To investigate the effects of the Nordic diet on lipid profiles, 169 individuals completed an 18-24 week intervention where they were placed on either a Nordic diet (“healthy diet) or a control diet (“the average Nordic diet”).

Participants following a Nordic diet had a mild reduction in non-HDL cholesterol, as well as the LDL/HDL and Apo B/Apo A1 ratios – all of which are strong risk factors for heart disease. (11)

Bring the Nordic diet home

If you’re looking to incorporate the Nordic diet into your life, here are 10 guidelines to get you started. (12)

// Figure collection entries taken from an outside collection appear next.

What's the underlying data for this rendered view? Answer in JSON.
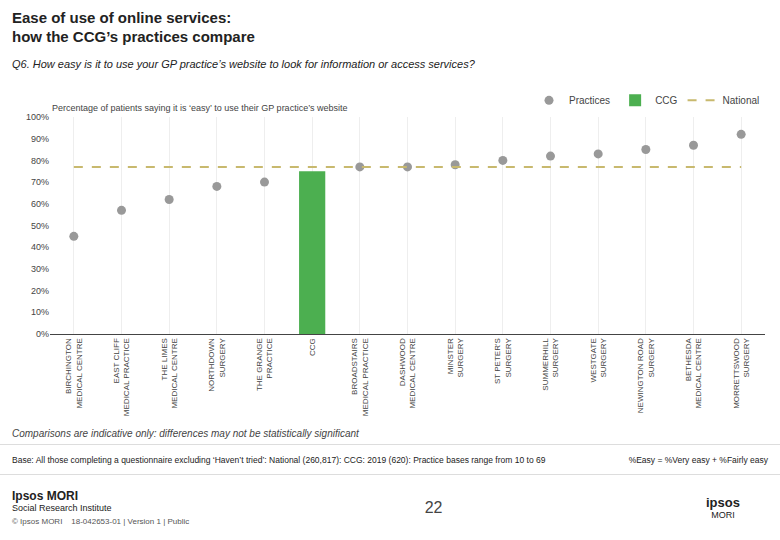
{
  "chart_data": {
    "type": "scatter",
    "title": "Ease of use of online services:\nhow the CCG’s practices compare",
    "subtitle": "Q6. How easy is it to use your GP practice’s website to look for information or access services?",
    "y_label": "Percentage of patients saying it is ‘easy’ to use their GP practice’s website",
    "categories": [
      "BIRCHINGTON\nMEDICAL CENTRE",
      "EAST CLIFF\nMEDICAL PRACTICE",
      "THE LIMES\nMEDICAL CENTRE",
      "NORTHDOWN\nSURGERY",
      "THE GRANGE\nPRACTICE",
      "CCG",
      "BROADSTAIRS\nMEDICAL PRACTICE",
      "DASHWOOD\nMEDICAL CENTRE",
      "MINSTER\nSURGERY",
      "ST PETER'S\nSURGERY",
      "SUMMERHILL\nSURGERY",
      "WESTGATE\nSURGERY",
      "NEWINGTON ROAD\nSURGERY",
      "BETHESDA\nMEDICAL CENTRE",
      "MORRETTSWOOD\nSURGERY"
    ],
    "series": [
      {
        "name": "Practices",
        "type": "scatter",
        "marker": "circle",
        "color": "#999999",
        "values": [
          45,
          57,
          62,
          68,
          70,
          null,
          77,
          77,
          78,
          80,
          82,
          83,
          85,
          87,
          92
        ]
      },
      {
        "name": "CCG",
        "type": "bar",
        "color": "#4caf50",
        "values": [
          null,
          null,
          null,
          null,
          null,
          75,
          null,
          null,
          null,
          null,
          null,
          null,
          null,
          null,
          null
        ]
      },
      {
        "name": "National",
        "type": "line",
        "line_style": "dashed",
        "color": "#c8b96e",
        "values": [
          77,
          77,
          77,
          77,
          77,
          77,
          77,
          77,
          77,
          77,
          77,
          77,
          77,
          77,
          77
        ]
      }
    ],
    "ylim": [
      0,
      100
    ],
    "yticks": [
      {
        "value": 0,
        "label": "0%"
      },
      {
        "value": 10,
        "label": "10%"
      },
      {
        "value": 20,
        "label": "20%"
      },
      {
        "value": 30,
        "label": "30%"
      },
      {
        "value": 40,
        "label": "40%"
      },
      {
        "value": 50,
        "label": "50%"
      },
      {
        "value": 60,
        "label": "60%"
      },
      {
        "value": 70,
        "label": "70%"
      },
      {
        "value": 80,
        "label": "80%"
      },
      {
        "value": 90,
        "label": "90%"
      },
      {
        "value": 100,
        "label": "100%"
      }
    ],
    "grid": "x",
    "legend": "top right",
    "annotations": [
      "Comparisons are indicative only: differences may not be statistically significant",
      "Base: All those completing a questionnaire excluding ‘Haven’t tried’: National (260,817): CCG: 2019 (620): Practice bases range from 10 to 69",
      "%Easy = %Very easy + %Fairly easy",
      "Ipsos MORI",
      "Social Research Institute",
      "© Ipsos MORI    18-042653-01 | Version 1 | Public",
      "22",
      "ipsos",
      "MORI"
    ]
  }
}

  1. Eat more fruit and vegetables every day. You can do this by adding veggies to an omelet, adding some berries to overnight oats or snacking on some veggies and hummus.
  2. Eat more whole grain produce. Substitute a whole-grain product for a refined product – such as eating whole-wheat bread instead of white bread or brown rice instead of white rice.
  3. Eat more food from the seas and lakes. Try and incorporate a source of fatty fish (salmon, herring, mackerel, trout) into your meals at least 2 days of the week, and make them sustainable choices.
  4. Eat higher-quality meat, and less of it. When you do eat it, opt for grass-fed, organic meat.
  5. Eat more food from wild landscapes and less processed foods.
  6. Eat organic produce whenever possible. Certified organic food, according to the U.S. Department of Agriculture, must be produced without the use of conventional pesticides, petroleum or sewage-based fertilizers, herbicides, genetic engineering, antibiotics, growth hormones or irradiation.
  7. Avoid food additives. Buy foods that are found around the outer edges of the grocery stores. These foods are usually fresh and unpackaged whole foods that don’t contain any additives.
  8. Eat more meals based on seasonal produce. Find what’s in season near you. (15)
  9. Eat more home-cooked food. Even if this means that you have to use some “shortcuts” such as frozen vegetables or canned pulses.
  10. Produce less waste. Consider using a reusable produce bag next time you’re at the grocery store, or use a reusable bottle or mug for your beverages, even when ordering from your local coffee shop.
bowl full of a variety of vegetables, whole grains, and pulses

The Nordic diet is predominantly plant-based with plenty of vegetables, fruits, whole grains, and pulses.

Eating the Nordic way

You don’t need to do a complete diet overhaul or deprive yourself of food to eat the Nordic way. Start by picking up some staples for your fridge and pantry – seasonal fruits and vegetables, oats, barley, rye, canola oil, legumes, fish, nuts and seeds, and some low-fat dairy.

Meals don’t have to be complicated. Breakfast could include some oatmeal with diced apples and walnuts. For a snack, why not try a bit of Skyr yogurt with berries. And at lunch, how about a nice green salad topped with lentils and a piece of rye bread on the side. At dinner, try some fatty fish or homemade bean patties served with peeled and baked root vegetables including beets, carrots, parsnips, and potatoes.

The bottom line

The Nordic diet was specifically designed to revolutionize Nordic cuisine and improve public health. The Nordic diet is predominantly plant-based and encourages the consumption of more local and seasonal produce.

Unlike some other diets, the Nordic diet doesn’t count calories or restrict the times during the day that you eat. It’s more of a healthy eating lifestyle – so you can adopt the benefits of a Nordic diet, no passport required.

For any questions about changing your diet, you should consult with your healthcare practitioner.